Sometimes I am so obtuse about my own self. Sure, everyone is, but I’ve done bunches of work on myself (whatever the hell that means) and believe I’m fairly clued in about myself. And I am, except when I’m not. There seems to be a neverending supply of blind spots.
Recently I went to a follow up appointment with my new primary doctor. Everything went fine, but I noticed something curious about how he treats me and it took me awhile to figure it out because of how foreign it felt. He was kind. And gentle. And oddly hesitant about ordering run-of-the-mill bloodwork.
Back story: my favorite primary doctor retired about a decade ago. She was one of the few medical people that didn’t auto dismiss me. My retired doc listened and the thing that made her different was her willingness to be wrong. She acted on that willingness. When she told me she was retiring I was happy for her and sad for me.
Since her retirement I tried out different various primary docs, a PA, a nurse practioner, and none were willing to be wrong. I’d get shrugged shoulders. If I’d found a way to manage a symptom that was deemed good enough. But it wasn’t. My whole daily life was built around not doing things to exacerbate symptoms. Because of this my life became small and very curated, while I masked as normal because my body was a mystery. I told few ppl about being sick. It wasn’t worth the reactions.
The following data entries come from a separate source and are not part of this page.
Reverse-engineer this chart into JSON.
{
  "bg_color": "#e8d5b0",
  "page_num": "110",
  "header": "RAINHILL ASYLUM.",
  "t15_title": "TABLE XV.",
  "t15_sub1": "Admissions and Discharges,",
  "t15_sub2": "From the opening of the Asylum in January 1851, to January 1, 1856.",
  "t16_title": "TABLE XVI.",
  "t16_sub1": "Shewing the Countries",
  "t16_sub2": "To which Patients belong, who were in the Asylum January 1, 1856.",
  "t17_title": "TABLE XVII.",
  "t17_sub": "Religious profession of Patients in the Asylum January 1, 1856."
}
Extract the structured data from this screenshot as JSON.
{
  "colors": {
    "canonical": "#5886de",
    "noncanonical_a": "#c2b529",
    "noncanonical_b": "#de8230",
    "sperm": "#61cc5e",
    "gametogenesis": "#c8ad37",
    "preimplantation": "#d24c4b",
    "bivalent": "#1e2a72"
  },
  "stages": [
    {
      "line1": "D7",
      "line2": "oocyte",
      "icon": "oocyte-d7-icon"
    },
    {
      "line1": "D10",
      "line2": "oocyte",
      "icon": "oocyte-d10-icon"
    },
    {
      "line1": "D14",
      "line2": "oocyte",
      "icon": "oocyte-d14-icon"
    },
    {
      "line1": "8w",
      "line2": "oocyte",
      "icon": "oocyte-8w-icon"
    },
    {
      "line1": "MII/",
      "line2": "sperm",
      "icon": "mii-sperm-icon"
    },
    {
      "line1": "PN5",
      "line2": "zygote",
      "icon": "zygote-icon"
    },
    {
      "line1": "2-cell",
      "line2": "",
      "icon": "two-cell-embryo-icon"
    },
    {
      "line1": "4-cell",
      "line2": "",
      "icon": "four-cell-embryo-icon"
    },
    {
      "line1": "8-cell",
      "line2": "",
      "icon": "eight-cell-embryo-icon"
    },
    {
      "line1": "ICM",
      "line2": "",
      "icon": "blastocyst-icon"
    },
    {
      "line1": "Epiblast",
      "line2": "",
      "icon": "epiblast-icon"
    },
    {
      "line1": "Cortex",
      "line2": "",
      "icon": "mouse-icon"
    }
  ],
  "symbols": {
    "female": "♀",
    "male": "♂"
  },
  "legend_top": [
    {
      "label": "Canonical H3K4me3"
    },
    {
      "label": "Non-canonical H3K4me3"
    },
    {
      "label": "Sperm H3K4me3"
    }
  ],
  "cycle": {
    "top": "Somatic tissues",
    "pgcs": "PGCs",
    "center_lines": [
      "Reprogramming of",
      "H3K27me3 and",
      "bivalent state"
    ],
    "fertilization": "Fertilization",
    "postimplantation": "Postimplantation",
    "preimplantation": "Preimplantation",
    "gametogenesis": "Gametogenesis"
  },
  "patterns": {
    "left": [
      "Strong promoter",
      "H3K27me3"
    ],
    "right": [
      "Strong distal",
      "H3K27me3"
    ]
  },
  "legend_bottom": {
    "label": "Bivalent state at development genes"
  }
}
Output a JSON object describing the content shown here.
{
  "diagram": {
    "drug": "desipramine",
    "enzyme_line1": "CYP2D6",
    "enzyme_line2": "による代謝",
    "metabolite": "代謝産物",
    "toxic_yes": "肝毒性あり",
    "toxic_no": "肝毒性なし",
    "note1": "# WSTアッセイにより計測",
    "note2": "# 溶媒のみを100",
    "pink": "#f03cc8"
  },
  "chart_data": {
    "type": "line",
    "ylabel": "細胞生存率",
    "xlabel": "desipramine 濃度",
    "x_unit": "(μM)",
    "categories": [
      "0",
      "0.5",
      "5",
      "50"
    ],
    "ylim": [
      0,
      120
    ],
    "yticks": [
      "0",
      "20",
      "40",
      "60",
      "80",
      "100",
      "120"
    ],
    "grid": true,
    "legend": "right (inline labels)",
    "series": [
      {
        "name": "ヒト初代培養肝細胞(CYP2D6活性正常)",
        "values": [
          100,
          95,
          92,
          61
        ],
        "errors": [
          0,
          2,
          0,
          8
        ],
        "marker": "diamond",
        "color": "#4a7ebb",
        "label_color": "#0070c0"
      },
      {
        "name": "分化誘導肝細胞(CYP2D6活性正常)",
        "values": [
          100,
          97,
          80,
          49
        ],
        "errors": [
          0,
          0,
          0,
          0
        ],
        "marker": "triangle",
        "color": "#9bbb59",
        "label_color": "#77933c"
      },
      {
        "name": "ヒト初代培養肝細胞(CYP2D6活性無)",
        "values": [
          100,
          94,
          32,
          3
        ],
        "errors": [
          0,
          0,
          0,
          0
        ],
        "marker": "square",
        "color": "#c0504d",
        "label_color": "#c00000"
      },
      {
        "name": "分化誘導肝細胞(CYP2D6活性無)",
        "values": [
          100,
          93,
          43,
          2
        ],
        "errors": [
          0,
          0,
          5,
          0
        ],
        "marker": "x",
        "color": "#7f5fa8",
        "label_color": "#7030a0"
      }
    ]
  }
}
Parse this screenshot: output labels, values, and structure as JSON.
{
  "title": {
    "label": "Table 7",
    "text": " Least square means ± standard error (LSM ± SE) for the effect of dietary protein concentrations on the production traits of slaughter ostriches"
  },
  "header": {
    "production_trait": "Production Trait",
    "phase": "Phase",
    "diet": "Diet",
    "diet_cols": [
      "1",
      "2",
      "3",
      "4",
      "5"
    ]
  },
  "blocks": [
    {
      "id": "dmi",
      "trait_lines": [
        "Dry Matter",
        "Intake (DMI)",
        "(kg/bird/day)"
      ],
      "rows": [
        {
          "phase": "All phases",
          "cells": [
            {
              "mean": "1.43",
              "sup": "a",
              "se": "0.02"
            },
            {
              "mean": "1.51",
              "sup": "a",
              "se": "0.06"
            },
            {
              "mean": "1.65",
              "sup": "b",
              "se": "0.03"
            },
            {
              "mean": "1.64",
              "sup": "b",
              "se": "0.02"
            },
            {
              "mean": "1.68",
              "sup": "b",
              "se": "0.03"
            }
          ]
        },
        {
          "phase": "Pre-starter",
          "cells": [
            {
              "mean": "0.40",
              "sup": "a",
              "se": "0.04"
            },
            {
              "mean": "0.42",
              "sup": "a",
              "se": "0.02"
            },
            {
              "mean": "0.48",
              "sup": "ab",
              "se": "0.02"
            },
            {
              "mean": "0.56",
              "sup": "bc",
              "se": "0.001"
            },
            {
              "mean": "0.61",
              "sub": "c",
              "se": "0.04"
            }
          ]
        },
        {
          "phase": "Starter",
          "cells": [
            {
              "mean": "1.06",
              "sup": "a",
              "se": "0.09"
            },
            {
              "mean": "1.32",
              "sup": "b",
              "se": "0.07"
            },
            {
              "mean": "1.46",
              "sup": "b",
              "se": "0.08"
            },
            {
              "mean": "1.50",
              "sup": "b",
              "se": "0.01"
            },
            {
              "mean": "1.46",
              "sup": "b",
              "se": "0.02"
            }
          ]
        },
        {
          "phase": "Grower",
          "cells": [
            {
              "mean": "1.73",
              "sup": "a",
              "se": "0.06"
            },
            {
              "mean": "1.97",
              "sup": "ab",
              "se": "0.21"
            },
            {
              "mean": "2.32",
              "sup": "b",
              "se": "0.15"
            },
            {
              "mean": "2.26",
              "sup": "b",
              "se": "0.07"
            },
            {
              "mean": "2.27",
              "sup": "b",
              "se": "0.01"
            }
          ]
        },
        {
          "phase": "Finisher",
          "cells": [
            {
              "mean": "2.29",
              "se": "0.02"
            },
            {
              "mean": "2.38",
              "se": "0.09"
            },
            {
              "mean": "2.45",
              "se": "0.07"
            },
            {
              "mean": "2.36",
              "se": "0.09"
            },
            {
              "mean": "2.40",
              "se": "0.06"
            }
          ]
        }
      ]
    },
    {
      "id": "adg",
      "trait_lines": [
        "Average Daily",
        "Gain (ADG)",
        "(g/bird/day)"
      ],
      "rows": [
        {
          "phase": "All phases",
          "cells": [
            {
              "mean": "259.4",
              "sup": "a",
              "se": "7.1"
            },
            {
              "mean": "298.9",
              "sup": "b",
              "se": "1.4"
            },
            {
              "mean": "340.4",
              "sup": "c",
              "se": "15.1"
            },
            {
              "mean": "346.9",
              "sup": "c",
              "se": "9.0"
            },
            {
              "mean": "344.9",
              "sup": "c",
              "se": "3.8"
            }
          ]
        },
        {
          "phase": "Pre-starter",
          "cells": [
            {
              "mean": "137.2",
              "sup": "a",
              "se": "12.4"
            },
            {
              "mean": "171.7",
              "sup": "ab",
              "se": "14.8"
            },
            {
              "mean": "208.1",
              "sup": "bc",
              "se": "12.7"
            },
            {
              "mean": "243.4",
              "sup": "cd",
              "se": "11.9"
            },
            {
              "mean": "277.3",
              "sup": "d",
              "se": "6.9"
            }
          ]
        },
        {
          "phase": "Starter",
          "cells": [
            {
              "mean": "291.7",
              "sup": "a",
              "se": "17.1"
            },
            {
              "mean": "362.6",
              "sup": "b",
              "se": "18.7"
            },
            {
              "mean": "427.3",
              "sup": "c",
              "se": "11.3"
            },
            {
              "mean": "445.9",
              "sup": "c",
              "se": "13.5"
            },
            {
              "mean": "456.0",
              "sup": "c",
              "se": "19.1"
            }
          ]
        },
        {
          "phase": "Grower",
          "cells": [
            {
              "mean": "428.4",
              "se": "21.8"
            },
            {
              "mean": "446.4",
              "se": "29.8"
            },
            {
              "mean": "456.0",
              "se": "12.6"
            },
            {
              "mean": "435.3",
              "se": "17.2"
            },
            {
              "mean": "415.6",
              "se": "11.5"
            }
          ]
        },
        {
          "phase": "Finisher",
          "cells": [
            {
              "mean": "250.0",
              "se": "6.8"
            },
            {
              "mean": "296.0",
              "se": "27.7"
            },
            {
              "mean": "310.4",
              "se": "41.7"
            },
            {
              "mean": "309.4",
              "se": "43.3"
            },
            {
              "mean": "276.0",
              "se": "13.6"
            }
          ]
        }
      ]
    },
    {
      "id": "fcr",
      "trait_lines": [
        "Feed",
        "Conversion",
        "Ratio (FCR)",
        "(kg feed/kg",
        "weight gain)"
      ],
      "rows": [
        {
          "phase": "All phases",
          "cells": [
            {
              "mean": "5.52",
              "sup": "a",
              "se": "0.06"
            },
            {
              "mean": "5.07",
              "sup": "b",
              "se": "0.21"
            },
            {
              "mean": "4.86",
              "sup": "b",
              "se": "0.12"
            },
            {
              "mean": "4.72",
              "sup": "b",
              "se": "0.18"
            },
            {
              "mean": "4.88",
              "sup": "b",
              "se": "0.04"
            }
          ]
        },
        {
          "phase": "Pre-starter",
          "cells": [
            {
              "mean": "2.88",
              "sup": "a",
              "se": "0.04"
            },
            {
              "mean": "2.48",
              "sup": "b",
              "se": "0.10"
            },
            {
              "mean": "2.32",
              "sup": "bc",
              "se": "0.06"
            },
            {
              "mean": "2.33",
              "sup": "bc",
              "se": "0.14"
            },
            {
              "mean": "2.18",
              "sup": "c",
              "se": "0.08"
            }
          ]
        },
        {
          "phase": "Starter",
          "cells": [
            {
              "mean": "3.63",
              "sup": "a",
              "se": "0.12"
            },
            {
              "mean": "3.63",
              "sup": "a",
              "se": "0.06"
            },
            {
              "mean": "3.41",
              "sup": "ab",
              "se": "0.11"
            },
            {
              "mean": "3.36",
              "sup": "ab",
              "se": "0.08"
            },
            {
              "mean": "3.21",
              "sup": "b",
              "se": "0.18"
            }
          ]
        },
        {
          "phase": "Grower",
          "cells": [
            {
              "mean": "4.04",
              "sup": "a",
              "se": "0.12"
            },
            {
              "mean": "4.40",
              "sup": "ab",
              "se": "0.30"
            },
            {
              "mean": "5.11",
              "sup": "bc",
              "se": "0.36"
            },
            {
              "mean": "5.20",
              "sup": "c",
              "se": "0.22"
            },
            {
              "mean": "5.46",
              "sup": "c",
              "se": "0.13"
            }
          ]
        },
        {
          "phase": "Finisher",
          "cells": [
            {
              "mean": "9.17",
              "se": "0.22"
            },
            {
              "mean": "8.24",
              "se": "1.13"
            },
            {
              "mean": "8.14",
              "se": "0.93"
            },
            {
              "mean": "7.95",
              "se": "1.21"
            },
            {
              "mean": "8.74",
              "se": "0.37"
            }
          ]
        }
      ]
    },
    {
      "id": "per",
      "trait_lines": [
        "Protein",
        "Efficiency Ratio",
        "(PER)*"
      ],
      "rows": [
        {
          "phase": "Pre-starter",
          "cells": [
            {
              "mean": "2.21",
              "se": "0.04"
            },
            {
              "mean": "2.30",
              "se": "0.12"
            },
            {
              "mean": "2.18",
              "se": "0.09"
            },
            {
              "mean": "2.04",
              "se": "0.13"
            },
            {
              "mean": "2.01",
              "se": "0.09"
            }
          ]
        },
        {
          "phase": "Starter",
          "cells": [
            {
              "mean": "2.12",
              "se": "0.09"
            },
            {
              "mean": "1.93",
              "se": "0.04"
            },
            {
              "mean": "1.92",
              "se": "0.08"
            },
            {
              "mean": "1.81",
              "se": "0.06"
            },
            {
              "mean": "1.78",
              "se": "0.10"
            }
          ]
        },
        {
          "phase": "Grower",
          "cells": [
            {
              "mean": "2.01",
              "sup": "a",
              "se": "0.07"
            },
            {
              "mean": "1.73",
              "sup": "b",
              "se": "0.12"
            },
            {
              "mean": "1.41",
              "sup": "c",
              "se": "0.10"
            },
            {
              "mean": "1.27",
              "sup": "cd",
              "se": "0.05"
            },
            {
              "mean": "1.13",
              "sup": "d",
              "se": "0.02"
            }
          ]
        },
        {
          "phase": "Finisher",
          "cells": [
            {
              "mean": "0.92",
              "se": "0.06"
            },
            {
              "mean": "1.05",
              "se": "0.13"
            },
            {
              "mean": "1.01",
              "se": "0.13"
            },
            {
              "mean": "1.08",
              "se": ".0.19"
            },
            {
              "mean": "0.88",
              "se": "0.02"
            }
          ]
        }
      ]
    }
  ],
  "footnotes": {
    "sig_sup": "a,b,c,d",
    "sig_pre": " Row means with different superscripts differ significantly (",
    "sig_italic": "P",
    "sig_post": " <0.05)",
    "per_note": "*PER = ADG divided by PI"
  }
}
Fast forward to my first appointment with new doc 6 months ago, who I told about previous medical encounters, the plethora of tests that showed nothing significant, and named my litany of various and seemingly disparate symptoms. I allowed my frustration to show. I talked about what medicines had worked well for more than a year even when I was doing very poorly.
This doctor was my last shot at trying to get help because I was exhausted by the dismissals and what at times felt like derision from the medical community. It takes an awful lot of energy and forced hope to see someone new, retell all the the things. To be ignored, dismissed, or thought to be a malingerer afterward was too disheartening to do any more if this guy blew me off, too.
I left that appointment with a tentative diagnosis and a script for the one thing that had been working and now I’d be able to take daily, consistently. Honestly, I don’t care if the diagnosis stays tentative because I have treatments that work. I have big parts of my life back that I thought I never would. I’ve had to give up some things, but that’s from covid ravaging what was already broken. Can’t have everything in this body, but I’m better with some symptoms than I have been in many years.
So, back to realizing my recent blindspot. When I left my new doc follow up appointment a week ago I said to my husband, in a surprised voice, “he treated me like I had medical trauma.” Husband said, “yeah!” in a tone that implied it was ridiculous. I was about to agree with him when my brain clicked and I thought “oh”. And just like that I knew, as well as I know my name, that the doc was correct in treating me that way.
I was simultaneously gobsmacked and disappointed in myself for not having seen it. I was relaying this new information to a friend of mine in terms of “curve balls and realizations”. When I said something about “everyone else had medical trauma. I had bad luck. Or something. Gawds. lol” they had the absolute nerve to respond, “Because I’m sure most patients prepare their past history as if they’re doing a TEDtalk.”
~zing~
I cracked up, loudly. Then I responded in the only way one does when they’ve spent bunches of time building an intimate friendship: “Fuck off”
Medical trauma. I have it. Maybe, with more time, it won’t have me.